The commission says they are doing what’s fair in population, by the constitution, and other required steps. One of those steps is taking public feedback.


“Democracy is working,” said Edward Woods III, Communications and Outreach Director, MICRC. “Michigan residents are being heard. You never got this chance before in the previous system. People have a chance to show up, speak up and help the commission the commission #DrawFairMaps.” “We’re thrilled that we’re having this level of engagement, but the level of engagement can’t just be for the television cameras …we welcome criticism but with that criticism, provide a solution”.

The mounting criticism over the proposed maps is uniting multiple groups across Detroit and the State.

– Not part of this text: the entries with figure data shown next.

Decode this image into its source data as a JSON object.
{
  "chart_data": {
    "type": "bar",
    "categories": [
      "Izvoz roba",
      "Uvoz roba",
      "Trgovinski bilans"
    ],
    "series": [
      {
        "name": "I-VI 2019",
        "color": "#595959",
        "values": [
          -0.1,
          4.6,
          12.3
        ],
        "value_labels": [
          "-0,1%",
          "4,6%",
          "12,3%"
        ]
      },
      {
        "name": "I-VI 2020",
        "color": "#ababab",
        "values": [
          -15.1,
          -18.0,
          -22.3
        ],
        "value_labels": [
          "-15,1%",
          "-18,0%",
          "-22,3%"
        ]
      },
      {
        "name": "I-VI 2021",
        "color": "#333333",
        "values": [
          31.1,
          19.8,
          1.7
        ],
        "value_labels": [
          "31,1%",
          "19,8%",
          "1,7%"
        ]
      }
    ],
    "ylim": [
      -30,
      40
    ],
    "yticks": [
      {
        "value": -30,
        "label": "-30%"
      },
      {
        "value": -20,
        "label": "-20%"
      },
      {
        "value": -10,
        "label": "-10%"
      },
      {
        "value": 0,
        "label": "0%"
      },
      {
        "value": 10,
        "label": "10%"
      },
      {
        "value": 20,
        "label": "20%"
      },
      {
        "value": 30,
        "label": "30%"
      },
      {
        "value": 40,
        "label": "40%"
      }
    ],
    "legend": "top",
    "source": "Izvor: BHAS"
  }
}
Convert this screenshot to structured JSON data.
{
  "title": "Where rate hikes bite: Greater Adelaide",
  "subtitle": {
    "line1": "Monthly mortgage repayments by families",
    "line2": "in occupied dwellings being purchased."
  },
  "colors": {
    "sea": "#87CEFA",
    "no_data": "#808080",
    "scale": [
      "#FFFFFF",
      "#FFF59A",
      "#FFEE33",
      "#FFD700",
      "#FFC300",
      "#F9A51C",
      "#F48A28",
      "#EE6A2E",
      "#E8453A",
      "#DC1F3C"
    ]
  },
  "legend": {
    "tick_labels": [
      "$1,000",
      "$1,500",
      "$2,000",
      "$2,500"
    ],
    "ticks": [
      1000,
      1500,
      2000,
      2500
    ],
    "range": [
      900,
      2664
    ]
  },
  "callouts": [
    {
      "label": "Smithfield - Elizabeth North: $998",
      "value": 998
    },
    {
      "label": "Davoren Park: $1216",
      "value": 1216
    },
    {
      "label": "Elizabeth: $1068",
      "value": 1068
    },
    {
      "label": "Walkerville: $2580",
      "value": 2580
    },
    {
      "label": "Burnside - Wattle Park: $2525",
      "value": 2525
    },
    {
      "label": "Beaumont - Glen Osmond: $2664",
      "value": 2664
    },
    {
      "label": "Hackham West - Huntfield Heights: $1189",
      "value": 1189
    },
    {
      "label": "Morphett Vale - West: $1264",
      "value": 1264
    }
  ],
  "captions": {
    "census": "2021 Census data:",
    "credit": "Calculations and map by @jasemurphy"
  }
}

“As complex as it may be, cut us in!” said Malik Shabazz, founder of the Detroit New Black Panther Nation/New Marcus Garvey Movement. “Everybody on that board need to cut us in! We built this country. We fought, we bled, we died in every war …Voting rights is the essential part of being a citizen. We still are a majority black voting district and it matters. The black vote matters and so does our representation.”

“We find that these measures are being designed to keep us out of bound”, said Rev. Wendell Anthony, President of the Detroit Branch NAACP last week. “We find that these maps being formed are designed not to include us but to exclude us. These packs which were designed by racking, stacking, packing, are designed to keep us out”.

The Michigan Independent Citizen Redistricting Commission Michigan’s independent redistricting commission recently voted to take 10 newly drawn maps to the public. The commission has so far held 16 public hearings before introducing the proposed new maps. A series of hearings will continue across the state.

The commission believes their drafted maps represent the best balance between equal representation, community interests, civil rights and partisan fairness.